Mark Abney, peanut entomologist at the University of Georgia, provided an overview of his work during the 2023 Georgia Peanut Tour. He receives the question many times from people asking, what does the peanut entomologist at University of Georgia do?
According to Abney, peanuts are not really any different than other agricultural commodities and the focus now is on sustainability.
“In order to be sustainable, you have to be profitable and insects threaten profitability right,” Abney says. “Insects in the field are going to eat the crop and they are either eating the leaves and we need leaves to make peanuts or they are eating the peanuts.”
At the end of the day, insects can cost growers money. Even though, Abney can find insects in almost every field in Georgia, the insects do not always need to be controlled. Some of the insects are pests while some of the insects are beneficial. In some cases, the insects present may be a pest but the population in the field may not warrant an insecticide application.

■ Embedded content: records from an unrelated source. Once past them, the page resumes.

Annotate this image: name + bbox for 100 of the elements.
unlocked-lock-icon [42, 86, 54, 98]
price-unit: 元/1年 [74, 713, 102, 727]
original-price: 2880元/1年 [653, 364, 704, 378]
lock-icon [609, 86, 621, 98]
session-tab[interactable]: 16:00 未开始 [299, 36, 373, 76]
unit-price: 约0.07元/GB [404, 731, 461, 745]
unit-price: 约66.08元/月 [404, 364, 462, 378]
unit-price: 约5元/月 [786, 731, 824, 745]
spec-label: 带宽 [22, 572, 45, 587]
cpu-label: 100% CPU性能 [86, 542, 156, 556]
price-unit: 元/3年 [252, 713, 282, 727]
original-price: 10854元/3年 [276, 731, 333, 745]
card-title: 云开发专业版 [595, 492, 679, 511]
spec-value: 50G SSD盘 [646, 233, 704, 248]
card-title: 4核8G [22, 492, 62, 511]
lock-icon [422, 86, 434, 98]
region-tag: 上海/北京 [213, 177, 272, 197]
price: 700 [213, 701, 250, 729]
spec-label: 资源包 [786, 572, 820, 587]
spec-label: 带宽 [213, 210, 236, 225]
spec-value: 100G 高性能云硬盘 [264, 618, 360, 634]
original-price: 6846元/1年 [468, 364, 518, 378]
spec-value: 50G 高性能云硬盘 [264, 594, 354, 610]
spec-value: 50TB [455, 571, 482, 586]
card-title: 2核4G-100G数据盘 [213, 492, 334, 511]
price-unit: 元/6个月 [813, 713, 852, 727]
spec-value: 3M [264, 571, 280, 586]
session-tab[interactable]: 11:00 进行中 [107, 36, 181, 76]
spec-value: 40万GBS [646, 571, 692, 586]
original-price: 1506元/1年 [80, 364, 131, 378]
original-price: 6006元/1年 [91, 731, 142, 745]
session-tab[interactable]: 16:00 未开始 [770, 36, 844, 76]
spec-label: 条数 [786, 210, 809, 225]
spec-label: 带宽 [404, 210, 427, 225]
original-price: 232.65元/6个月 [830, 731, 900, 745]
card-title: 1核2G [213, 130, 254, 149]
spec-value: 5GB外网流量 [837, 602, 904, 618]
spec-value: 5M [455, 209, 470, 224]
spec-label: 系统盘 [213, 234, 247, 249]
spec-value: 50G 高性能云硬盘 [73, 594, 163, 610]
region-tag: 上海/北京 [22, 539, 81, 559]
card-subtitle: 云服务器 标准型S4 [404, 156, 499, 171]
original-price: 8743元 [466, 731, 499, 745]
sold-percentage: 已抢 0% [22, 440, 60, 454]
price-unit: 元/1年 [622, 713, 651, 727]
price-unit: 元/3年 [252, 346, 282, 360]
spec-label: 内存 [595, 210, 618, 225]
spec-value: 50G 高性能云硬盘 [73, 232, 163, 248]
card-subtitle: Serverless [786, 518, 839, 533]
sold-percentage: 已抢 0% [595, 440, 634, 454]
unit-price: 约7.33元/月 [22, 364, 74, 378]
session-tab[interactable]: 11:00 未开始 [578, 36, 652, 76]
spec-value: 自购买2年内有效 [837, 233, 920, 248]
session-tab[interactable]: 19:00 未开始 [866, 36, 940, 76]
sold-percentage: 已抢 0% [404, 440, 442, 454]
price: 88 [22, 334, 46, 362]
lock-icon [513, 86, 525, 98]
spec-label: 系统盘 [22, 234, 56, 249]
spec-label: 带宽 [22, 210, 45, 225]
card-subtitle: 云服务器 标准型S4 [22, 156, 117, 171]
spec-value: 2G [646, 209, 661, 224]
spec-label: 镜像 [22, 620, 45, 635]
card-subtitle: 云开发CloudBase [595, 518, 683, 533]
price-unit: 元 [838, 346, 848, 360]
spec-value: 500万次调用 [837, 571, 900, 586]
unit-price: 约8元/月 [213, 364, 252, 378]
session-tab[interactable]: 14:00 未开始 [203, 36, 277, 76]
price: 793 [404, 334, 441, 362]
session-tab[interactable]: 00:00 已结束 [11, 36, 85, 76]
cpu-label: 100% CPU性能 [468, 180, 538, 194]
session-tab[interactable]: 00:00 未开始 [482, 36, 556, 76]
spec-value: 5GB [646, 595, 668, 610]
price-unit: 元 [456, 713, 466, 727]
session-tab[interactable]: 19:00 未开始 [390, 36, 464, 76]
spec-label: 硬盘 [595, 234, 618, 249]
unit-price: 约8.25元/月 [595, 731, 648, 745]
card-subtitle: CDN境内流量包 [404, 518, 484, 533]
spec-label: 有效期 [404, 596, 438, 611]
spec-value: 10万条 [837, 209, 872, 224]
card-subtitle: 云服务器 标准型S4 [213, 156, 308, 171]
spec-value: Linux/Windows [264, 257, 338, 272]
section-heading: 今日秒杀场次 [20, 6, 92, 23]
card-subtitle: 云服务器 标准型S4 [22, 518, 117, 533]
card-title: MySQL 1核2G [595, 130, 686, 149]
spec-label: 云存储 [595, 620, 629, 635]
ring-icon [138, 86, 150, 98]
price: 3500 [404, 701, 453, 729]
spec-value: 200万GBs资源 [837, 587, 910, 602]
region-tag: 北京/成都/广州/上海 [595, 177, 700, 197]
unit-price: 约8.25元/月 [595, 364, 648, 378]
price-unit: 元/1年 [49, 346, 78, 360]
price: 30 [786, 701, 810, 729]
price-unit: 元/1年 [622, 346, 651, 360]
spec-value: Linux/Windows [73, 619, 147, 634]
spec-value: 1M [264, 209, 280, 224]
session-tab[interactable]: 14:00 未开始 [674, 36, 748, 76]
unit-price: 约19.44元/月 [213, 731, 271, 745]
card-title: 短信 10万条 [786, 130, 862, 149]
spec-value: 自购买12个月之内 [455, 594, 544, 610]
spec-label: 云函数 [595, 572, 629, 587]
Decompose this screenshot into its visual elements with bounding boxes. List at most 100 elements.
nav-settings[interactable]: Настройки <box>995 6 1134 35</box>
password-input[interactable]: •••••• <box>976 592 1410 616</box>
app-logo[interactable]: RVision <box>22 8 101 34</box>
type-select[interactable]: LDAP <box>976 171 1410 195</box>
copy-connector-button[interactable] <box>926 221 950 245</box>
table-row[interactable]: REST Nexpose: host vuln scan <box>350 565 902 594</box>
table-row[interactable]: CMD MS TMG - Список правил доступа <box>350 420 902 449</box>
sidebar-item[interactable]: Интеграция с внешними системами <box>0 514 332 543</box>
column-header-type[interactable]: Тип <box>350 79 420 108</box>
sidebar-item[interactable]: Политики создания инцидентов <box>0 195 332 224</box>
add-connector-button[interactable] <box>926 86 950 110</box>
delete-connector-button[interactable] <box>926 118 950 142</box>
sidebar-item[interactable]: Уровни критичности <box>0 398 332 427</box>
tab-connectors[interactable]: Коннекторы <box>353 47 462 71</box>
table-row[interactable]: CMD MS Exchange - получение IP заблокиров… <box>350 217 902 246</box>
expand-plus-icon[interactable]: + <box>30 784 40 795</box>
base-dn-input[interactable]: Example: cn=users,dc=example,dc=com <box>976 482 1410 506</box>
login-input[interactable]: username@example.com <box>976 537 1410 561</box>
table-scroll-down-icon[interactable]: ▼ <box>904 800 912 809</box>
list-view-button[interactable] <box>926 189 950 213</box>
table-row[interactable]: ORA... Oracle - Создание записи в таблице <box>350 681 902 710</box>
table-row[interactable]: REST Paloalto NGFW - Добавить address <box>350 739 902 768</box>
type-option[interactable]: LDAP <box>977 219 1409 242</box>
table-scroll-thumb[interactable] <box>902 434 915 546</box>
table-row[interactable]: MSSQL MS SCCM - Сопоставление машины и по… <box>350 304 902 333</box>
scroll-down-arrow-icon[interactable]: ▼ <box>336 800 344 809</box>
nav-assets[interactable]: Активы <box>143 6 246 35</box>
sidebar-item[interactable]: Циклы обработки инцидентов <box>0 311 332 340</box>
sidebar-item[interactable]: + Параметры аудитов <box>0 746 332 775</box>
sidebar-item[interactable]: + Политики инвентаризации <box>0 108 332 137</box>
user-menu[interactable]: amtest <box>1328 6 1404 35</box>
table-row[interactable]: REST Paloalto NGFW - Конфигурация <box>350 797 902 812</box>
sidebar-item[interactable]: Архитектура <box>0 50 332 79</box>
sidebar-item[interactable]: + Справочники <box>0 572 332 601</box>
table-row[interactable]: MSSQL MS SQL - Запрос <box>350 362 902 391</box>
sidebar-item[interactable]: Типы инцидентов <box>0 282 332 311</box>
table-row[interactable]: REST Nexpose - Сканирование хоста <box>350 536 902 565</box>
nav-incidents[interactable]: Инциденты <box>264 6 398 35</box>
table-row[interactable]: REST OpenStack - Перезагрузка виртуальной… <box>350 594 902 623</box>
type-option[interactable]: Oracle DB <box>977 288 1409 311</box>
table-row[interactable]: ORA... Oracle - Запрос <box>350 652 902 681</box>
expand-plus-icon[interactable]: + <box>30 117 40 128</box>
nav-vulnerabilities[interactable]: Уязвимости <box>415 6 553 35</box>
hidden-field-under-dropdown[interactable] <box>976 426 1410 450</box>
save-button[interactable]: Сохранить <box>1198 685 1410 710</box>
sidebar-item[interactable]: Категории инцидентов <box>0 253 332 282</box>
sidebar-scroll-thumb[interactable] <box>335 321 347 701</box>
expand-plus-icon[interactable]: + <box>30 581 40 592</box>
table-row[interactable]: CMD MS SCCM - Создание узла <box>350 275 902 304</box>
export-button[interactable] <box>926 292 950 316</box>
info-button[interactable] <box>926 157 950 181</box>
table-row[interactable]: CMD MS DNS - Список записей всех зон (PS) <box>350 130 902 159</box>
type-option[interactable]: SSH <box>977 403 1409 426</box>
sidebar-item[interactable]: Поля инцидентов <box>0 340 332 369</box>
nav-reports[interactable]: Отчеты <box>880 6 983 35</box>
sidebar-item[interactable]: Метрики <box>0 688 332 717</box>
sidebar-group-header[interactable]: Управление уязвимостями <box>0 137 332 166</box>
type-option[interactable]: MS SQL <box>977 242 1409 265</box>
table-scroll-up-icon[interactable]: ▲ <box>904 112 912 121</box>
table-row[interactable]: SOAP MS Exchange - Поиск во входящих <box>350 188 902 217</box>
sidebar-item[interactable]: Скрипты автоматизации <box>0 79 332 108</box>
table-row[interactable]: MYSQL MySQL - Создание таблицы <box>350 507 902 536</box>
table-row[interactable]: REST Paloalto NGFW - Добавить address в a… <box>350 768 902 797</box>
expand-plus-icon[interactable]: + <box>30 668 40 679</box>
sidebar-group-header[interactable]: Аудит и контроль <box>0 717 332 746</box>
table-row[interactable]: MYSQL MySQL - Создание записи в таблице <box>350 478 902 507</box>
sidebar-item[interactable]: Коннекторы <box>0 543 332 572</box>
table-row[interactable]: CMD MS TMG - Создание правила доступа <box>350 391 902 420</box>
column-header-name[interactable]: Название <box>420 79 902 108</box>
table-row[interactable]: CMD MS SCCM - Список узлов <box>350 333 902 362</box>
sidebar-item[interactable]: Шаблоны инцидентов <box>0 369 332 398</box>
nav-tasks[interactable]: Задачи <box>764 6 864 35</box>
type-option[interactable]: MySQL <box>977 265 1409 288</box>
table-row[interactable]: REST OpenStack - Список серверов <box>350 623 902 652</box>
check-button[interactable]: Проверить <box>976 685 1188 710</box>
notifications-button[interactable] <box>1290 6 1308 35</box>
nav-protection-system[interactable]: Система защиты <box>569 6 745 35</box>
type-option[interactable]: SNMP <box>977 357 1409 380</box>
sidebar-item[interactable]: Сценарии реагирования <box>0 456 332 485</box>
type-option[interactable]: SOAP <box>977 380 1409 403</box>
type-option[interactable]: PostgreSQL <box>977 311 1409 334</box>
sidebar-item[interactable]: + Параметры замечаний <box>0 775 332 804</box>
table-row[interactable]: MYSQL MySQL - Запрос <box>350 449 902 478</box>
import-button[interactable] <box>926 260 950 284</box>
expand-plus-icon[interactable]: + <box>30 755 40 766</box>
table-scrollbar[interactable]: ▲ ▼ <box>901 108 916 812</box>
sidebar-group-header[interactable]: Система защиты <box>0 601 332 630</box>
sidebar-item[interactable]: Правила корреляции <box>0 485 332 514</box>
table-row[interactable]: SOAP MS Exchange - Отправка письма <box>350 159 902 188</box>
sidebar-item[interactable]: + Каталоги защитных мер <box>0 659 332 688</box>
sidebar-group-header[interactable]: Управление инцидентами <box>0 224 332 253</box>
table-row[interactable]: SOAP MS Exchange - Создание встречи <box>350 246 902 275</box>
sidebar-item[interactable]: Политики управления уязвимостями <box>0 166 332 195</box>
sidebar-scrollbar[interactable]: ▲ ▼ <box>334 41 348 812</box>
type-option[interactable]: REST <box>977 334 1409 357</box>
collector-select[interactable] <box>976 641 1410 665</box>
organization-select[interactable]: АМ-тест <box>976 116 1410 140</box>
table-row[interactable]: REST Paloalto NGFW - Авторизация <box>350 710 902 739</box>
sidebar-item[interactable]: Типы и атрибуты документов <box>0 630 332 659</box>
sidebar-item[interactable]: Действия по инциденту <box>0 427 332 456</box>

For growers, trying to manage insects can be troublesome. That is where Abney sees his role as the peanut entomologist in helping growers. Abney conducts research on the insects that occur in peanuts, develops thresholds and evaluates chemistry of products for insect management.
When Abney evaluates chemistry, he looks at the insecticides that are available, what works best, what is most economical to put on the peanut crop to manage the insect pests that farmers have so they can preserve yield and preserve profitability.
According to Abney, it is important for individuals to know that farmers don’t kill insects for fun. Farmers work to manage insects in their field and should use insecticides in crops when the insect pest is going to cause yield loss.
“If they’re going to cause yield loss that costs more than what it costs to kill them, then that’s the only time we should manage insect pests in the crop,” Abney says.
Every year is different in terms of insect and disease pressure and 2023 is no different. This production year started out cool and with thrips pressure and tomato spotted wilt virus. In August, farmers had caterpillars including velvet bean caterpillars come in the last few weeks of the growing season.
Abney’s research and extension program focuses on determining what the best products are, what the best tools are and what the best practices are to reduce the risk of insect injury and then control those insects or manage those insects when they do occur in the field.
So, when it gets right down to it the goal of my research and extension program is to understand the insect pests that are present and learn how to best manage them,” Abney says. “Then what can we do to manage them when they occur and then get that information out to our growers so that they can implement those practices on their farm and ultimately preserve yield and profitability.”